イリシアのいた地球1つに換算すると人口40億人が4500兆人の命を奪った事に成り、1人辺り112万5000人の命を間接的に奪った計算になる。
何でそれが真実だと断言出来るのか?ともし聞かれるなら「直感的に分かってしまうのだから仕方ない」としか言えない。
だが、人間は同じ過ちと言う高慢を繰り返す。
何度謝罪しようと何度再犯防止しようと同じ事を繰り返す。
それは歴史が証明しており、それが高次元の尺度で弊害化しているのだ。
「それを止める為に私が行くんですね」
「本来なら私が行きたいのですが、私は現在、悪魔の攻撃を受け世界を維持する事でやっとの状態です。そこであなたを私の代行者として地球で活動して欲しいのです」
「それは私に様々な星のサタンと戦えと言う事でしょうか?」
「いえ、戦うのはあなたのいた地球のサンディスタールだけで十分です」
イリシアは首を傾げた。
サタンは様々な惑星にいるはずだ。なのに地球1つのサタンと戦うだけで十分とはどういう事なのか?

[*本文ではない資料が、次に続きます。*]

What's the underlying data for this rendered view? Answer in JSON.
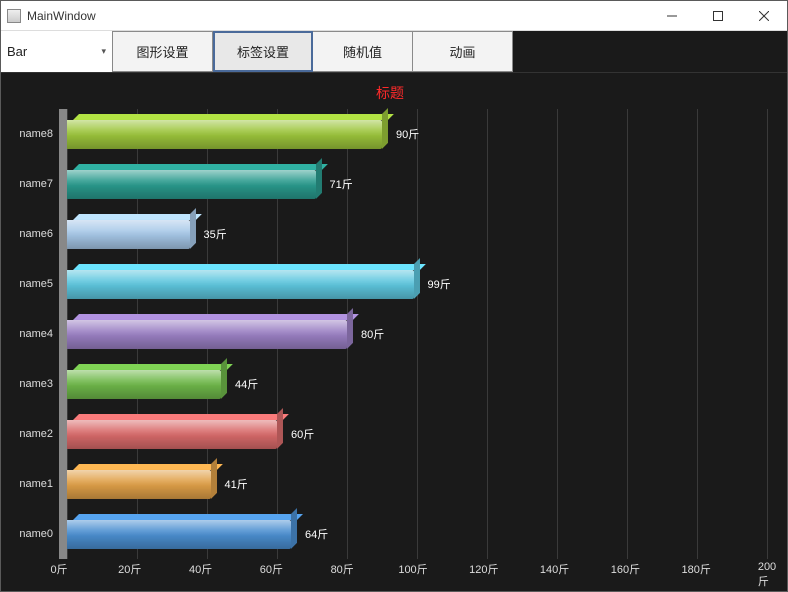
{
  "window": {
    "title": "MainWindow"
  },
  "toolbar": {
    "combo_value": "Bar",
    "buttons": [
      "图形设置",
      "标签设置",
      "随机值",
      "动画"
    ],
    "active_index": 1
  },
  "chart_data": {
    "type": "bar",
    "orientation": "horizontal",
    "title": "标题",
    "unit": "斤",
    "xlim": [
      0,
      200
    ],
    "xticks": [
      0,
      20,
      40,
      60,
      80,
      100,
      120,
      140,
      160,
      180,
      200
    ],
    "categories": [
      "name8",
      "name7",
      "name6",
      "name5",
      "name4",
      "name3",
      "name2",
      "name1",
      "name0"
    ],
    "values": [
      90,
      71,
      35,
      99,
      80,
      44,
      60,
      41,
      64
    ],
    "colors": [
      "#9cc53b",
      "#2a9b8e",
      "#a7c8e8",
      "#5ec7df",
      "#9b80c4",
      "#6fb84a",
      "#d96b6b",
      "#e0a048",
      "#4b8fd1"
    ]
  }
}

「地球での大罪日によりサタンは2020年を基準に様々な並行を大量に分岐させた」
本来、並行世界の分岐はごくまれにしか起きない事象である。
だが、サタンは大罪日での「神の裏切り」を利用し信者から莫大な量子的な干渉エネルギー“スピリット”地球で言うところの“WN”“神力”を搾取した。
WNを使い数多の並行世界を作り自己形成、自己増殖と力を共有する事で神に比類する強大な力を手に入れた。
その際、サタンの中核意志である"存在"は世界の分岐の基準と成った地球に置かれた。
それがアリシア アイのいた地球の世界”原本世界”だった。